In [None]:
import numpy as np
import tnn
import torch
import torch.nn as nn
import torch.utils.data as data
import torch.nn.functional as f

from datasets import load_dataset

device = (
    "cuda"
    if torch.cuda.is_available()
    else "mps" if torch.backends.mps.is_available() else "cpu"
)

In [None]:
dataset = load_dataset("ylecun/mnist", num_proc=2)
train_size = 60000
test_size = 10000

train = dataset.get("train")
test = dataset.get("test")

train_indices = np.random.choice(len(train), size=train_size, replace=False)
test_indices = np.random.choice(len(test), size=test_size, replace=False)

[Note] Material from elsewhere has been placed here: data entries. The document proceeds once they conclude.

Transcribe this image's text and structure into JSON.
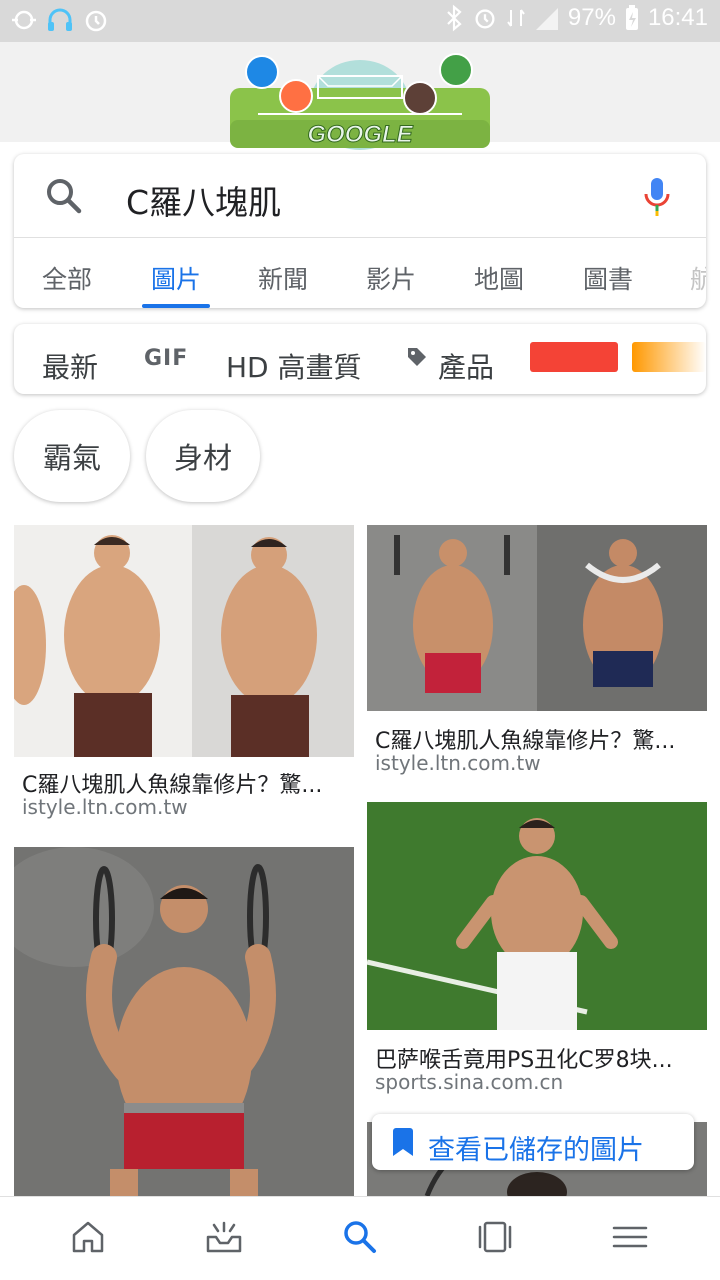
{
  "status_bar": {
    "battery_percent": "97%",
    "time": "16:41",
    "icons": [
      "app-icon",
      "headphones-icon",
      "alarm-icon",
      "bluetooth-icon",
      "alarm-icon",
      "data-icon",
      "signal-icon",
      "battery-charging-icon"
    ]
  },
  "header": {
    "doodle_text": "GOOGLE"
  },
  "search": {
    "query": "C羅八塊肌"
  },
  "tabs": [
    {
      "label": "全部"
    },
    {
      "label": "圖片"
    },
    {
      "label": "新聞"
    },
    {
      "label": "影片"
    },
    {
      "label": "地圖"
    },
    {
      "label": "圖書"
    },
    {
      "label": "航"
    }
  ],
  "filters": {
    "newest": "最新",
    "gif": "GIF",
    "hd": "HD 高畫質",
    "product": "產品",
    "color_swatches": [
      "#f44336",
      "#ff9800"
    ]
  },
  "suggestions": [
    {
      "label": "霸氣"
    },
    {
      "label": "身材"
    }
  ],
  "results": [
    {
      "caption": "C羅八塊肌人魚線靠修片？驚...",
      "source": "istyle.ltn.com.tw"
    },
    {
      "caption": "C羅八塊肌人魚線靠修片？驚...",
      "source": "istyle.ltn.com.tw"
    },
    {
      "caption": "巴萨喉舌竟用PS丑化C罗8块...",
      "source": "sports.sina.com.cn"
    },
    {
      "caption": "",
      "source": ""
    }
  ],
  "saved_button": {
    "label": "查看已儲存的圖片"
  },
  "accent_color": "#1a73e8"
}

train = train.select(train_indices)
test = test.select(test_indices)

In [None]:
def to_numpy(example):
    arr = np.reshape(example["image"], -1) / 255.0
    example["input"] = arr
    return example


train_dataset = train.map(to_numpy, num_proc=2).select_columns(["input", "label"])
test_dataset = test.map(to_numpy, num_proc=2).select_columns(["input", "label"])

In [None]:
def collate_fn(batch):
    inputs = torch.tensor([ex["input"] for ex in batch]).float()
    labels = torch.tensor([ex["label"] for ex in batch]).long()
    return inputs, labels


trainloader = data.DataLoader(
    train_dataset,
    batch_size=len(train_dataset),
    shuffle=True,
    drop_last=False,
    collate_fn=collate_fn,
    num_workers=2,
)
testloader = data.DataLoader(
    test_dataset,
    batch_size=len(test_dataset),
    shuffle=False,
    drop_last=False,
    collate_fn=collate_fn,
    num_workers=2,
)

In [None]:
class MLP(nn.Module):

    def __init__(self):
        super().__init__()
        self.linear_1 = nn.Linear(28 * 28, 512)
        self.norm_1 = nn.LayerNorm(512)
        self.drop_1 = nn.Dropout(0.4)
        self.linear_2 = nn.Linear(512, 512)
        self.norm_2 = nn.LayerNorm(512)
        self.drop_2 = nn.Dropout(0.2)
        self.linear_3 = nn.Linear(512, 512)
        self.norm_3 = nn.LayerNorm(512)
        self.linear_4 = nn.Linear(512, 10)

    def forward(self, x):
        x = self.norm_1(self.linear_1(x))
        x = self.drop_1(f.relu(x))

        x = self.norm_2(self.linear_2(x))
        x = self.drop_2(f.relu(x))

        x = self.norm_3(self.linear_3(x))
        x = self.linear_4(f.relu(x))
        return {"logits": x}

## Batch Gradient Descent

In [None]:
lr = 1e-1
loss_fn = nn.CrossEntropyLoss()
model = tnn.Model(MLP())
optim = torch.optim.SGD(model.parameters(), lr=lr)

In [None]:
trainer = tnn.Trainer(
    model,
    optim,
    loss_fn,
    trainloader,
    testloader,
    save_weights=False,
    device=device,
    path="../training/mnist-batch.h5",
    verbose=10,
)

In [None]:
batch_metrics = trainer.train(epochs=80)

## Stochastic Gradient Descent

In [None]:
inputs = torch.tensor([ex["input"] for ex in train_dataset]).float().to(device)
labels = torch.tensor([ex["label"] for ex in train_dataset]).long().to(device)
train_tensor_dataset = data.TensorDataset(inputs, labels)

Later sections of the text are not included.